Gitmişler. İçeri girer girmez, Ali Efendi, babama bakmış ve “sen polissin" demiş. Hâlbuki babam sivilmiş o gün. Sonra başını önüne eğmiş, gözlerini kapatmış, bir süre tefekkür edip gülümsemiş: "Ama bizdensin."
O sırada babamın aklından şunlar geçiyormuş: "Yahu mübarek adam! Madem böyle veli kulsun, madem tasarruf yetkin var, şu Stalin'in Türkiye'deki adamlarını gebertsen de, biz de bunlarla boğuşup durmasak..."
Babam bunları aklından geçirirken, Ali Efendi söze başlamış: "Stalin'i öldürmek kolay. Ama mesele hallolmaz. Stalin gider, daha şiddetlisi, Ermeni gelir. Ondan sonra Ya¬hudi gelir. Sonra o gider, daha büyük düşman gelir. Allah Amerika'yı Rusyasız, Rusya'yı da Amerika'sız komasın. Sen biliyor musun Efendi, biz rekabet-i düveliye ile yaşıyoruz!"
Babam, Ali Efendi'nin 'hal sahibi' bir adam olduğunu görün¬ce, ona çok sevdiği, ancak İzmir dışında olduğu için cenazesi¬ne katılamadığı dostu ve adaşı Râsih Hoca'dan bahisle, "Cenazesine katılamamak içimde bir ukde oldu. Merak içinde¬yim, acaba bize gönül koydu mu?" diye sormuş.
Rasih Hoca Ali Efendi'nin de askerlik arkadaşıymış meğer. I. Dünya Savaşı'nda beraber cephedelermiş. Ali Efendi murakabeye dalmış, sonra başını kaldırarak: "Şimdi teşrif ettiler.
Şöyle diyor: “Yanındaki arkadaşım Râsih, Gülşeniye'den Şeyh Sezai Efendi ve Beyler Sokağı'ndaki Baha Kitapçı, üçümüz aşağıda beraberiz.” Size kırılmamış evladım."
Babamın içi epey rahatlamış. Ama zihninde son bir soru daha varmış: Soyumuzdaki “siyadet” babamın hep aklına takılır ve kendisine “Acaba biz gerçekten seyyid miyiz, yoksa bunun iddiasını mı güdüyoruz?" diye sorarmış. Bunun cevabını almak için Ali Efendiye dolambaçlı bir soru sormuş babam: "Efendim!
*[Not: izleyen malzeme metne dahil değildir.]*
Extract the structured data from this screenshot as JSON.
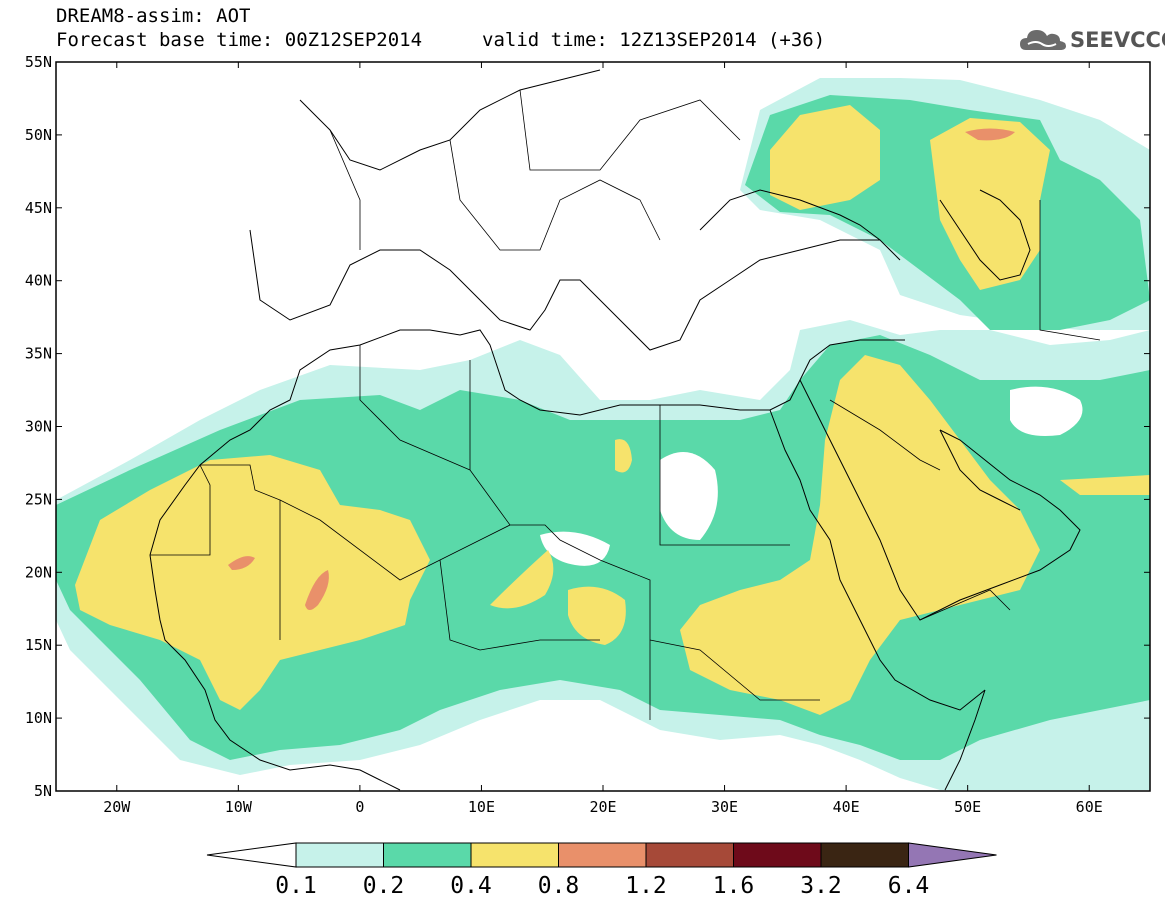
{
  "header": {
    "title": "DREAM8-assim: AOT",
    "base_time": "Forecast base time: 00Z12SEP2014",
    "valid_time": "valid time: 12Z13SEP2014 (+36)"
  },
  "logo": {
    "text": "SEEVCCC",
    "icon": "cloud-icon"
  },
  "map": {
    "lat_labels": [
      "55N",
      "50N",
      "45N",
      "40N",
      "35N",
      "30N",
      "25N",
      "20N",
      "15N",
      "10N",
      "5N"
    ],
    "lon_labels": [
      "20W",
      "10W",
      "0",
      "10E",
      "20E",
      "30E",
      "40E",
      "50E",
      "60E"
    ],
    "extent": {
      "lon_min": -25,
      "lon_max": 65,
      "lat_min": 5,
      "lat_max": 55
    },
    "region": "North Africa, Middle East and Europe",
    "colors": {
      "water": "#ffffff",
      "land_lines": "#000000",
      "c01": "#c6f2ea",
      "c02": "#5ad9a9",
      "c04": "#f6e36c",
      "c08": "#e9906a",
      "c12": "#a64938",
      "c16": "#6e0a1a",
      "c32": "#3a2513",
      "c64": "#9476b4"
    }
  },
  "colorbar": {
    "labels": [
      "0.1",
      "0.2",
      "0.4",
      "0.8",
      "1.2",
      "1.6",
      "3.2",
      "6.4"
    ],
    "colors": [
      "#c6f2ea",
      "#5ad9a9",
      "#f6e36c",
      "#e9906a",
      "#a64938",
      "#6e0a1a",
      "#3a2513"
    ],
    "low_arrow_color": "#ffffff",
    "high_arrow_color": "#9476b4"
  }
}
Biz Rasûl-ü Ekrem Efendimize hayırlı işler, hizmetler yapamıyoruz. Çünkü bu meslek de bizi biraz zorluyor. Acaba Efendimiz bizden memnunlar mı? Bir lütfetseniz..."
Ali Efendi yine murakabeye dalmış. Başını kaldırıp demiş: "Meraklanmayın, 'Tarîk-i müstakîm üzere, salih bir evlâdımdır', dediler." Babam çok teşekkür etmiş.
Akif Hoca, Ali Efendi'nin yanından çıktıklarında, babama dönmüş: "Bu, sandığı açmış silâh dağıtıyor. Bir velî, böyle, sırları ortaya saçmaya başladığında, onu dünyada bırakmazlar, alıp götürürler", demiş.
Gerçekten de, Ali Efendi, o ziyaretten birkaç gün sonra vefat etmiş.” (Bkz. M. Serhan Tayşi, Ali Emiri İzinde, Timaş y. İst. 2009, s. 130-132.)